“Because we have excellent reason to believe your daughter never left TT-86 through the Denver Gate at all. I’d rather not say more until we’ve spoken in private.” Kit glanced toward shocked Time Tours employees. “Could someone notify Ronisha Azzan we need a meeting with her? Thanks. No, I’m sorry, there will be no further comments at this time.”

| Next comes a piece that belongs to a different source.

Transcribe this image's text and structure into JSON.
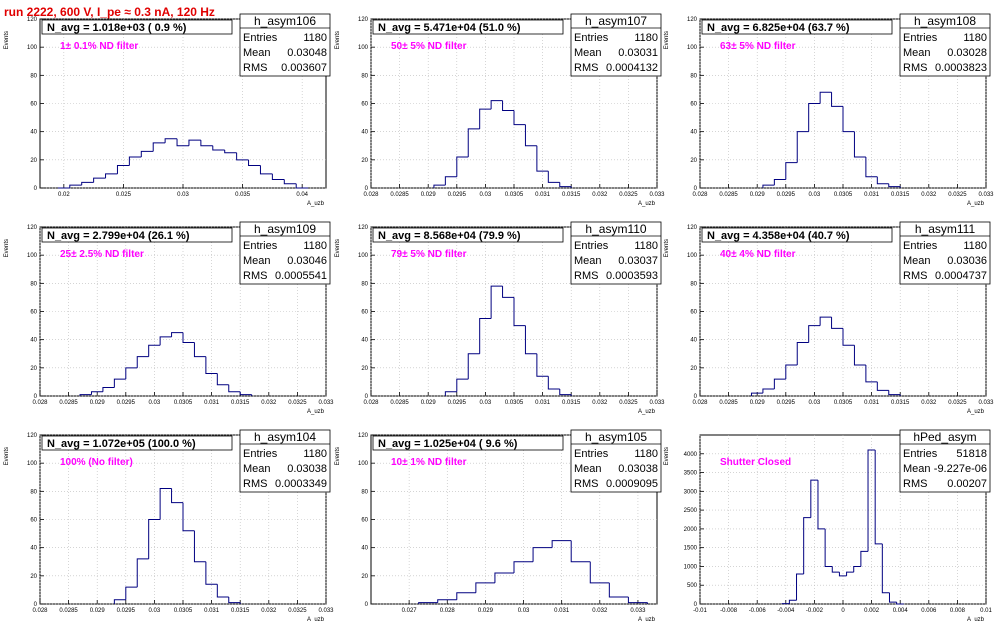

He waded against the tide of shouting newsies and shaken tourists, heading for the aerie, then decided he didn’t want to risk the kind of fireworks that would explode if he took the entire search team with him. So he shoved his way through the chaos in Frontier Town and muttered, “Paula, get out of here. Kaederman, go with Skeeter to Connie Logan’s. Start outfitting for the Britannia.”
“Right, boss!”
“You got it, Kit.”
Skeeter peeled off so fast, news crews were left stammering in the vacuum. Paula took advantage of their surprise to haul Sid Kaederman away in his wake.
“What’s going on?” Caddrick demanded.
“I’ll brief you at the station manager’s office,” Kit growled.
“But—”
Kit left him standing in the midst of an unholy, shrieking mob of newsies. The senator, trailing reporters like a school of noisy fish, caught up and stalked along in thin-lipped silence. At the aerie’s elevator access, Kit threw a body check to hold out the crowd on their heels and mashed the button for the top floor. The elevator rose swiftly toward uncertain sanctuary. When the doors slid open, Kit discovered just how uncertain that sanctuary was. Along one glass wall, lined up like so many gargoyles, sat three stone-faced men and women from the Inter-Temporal Court of the Hague, their uniforms glittering with brass officialdom. Like it or not, I.T.CH.’s grand inquisitors had arrived.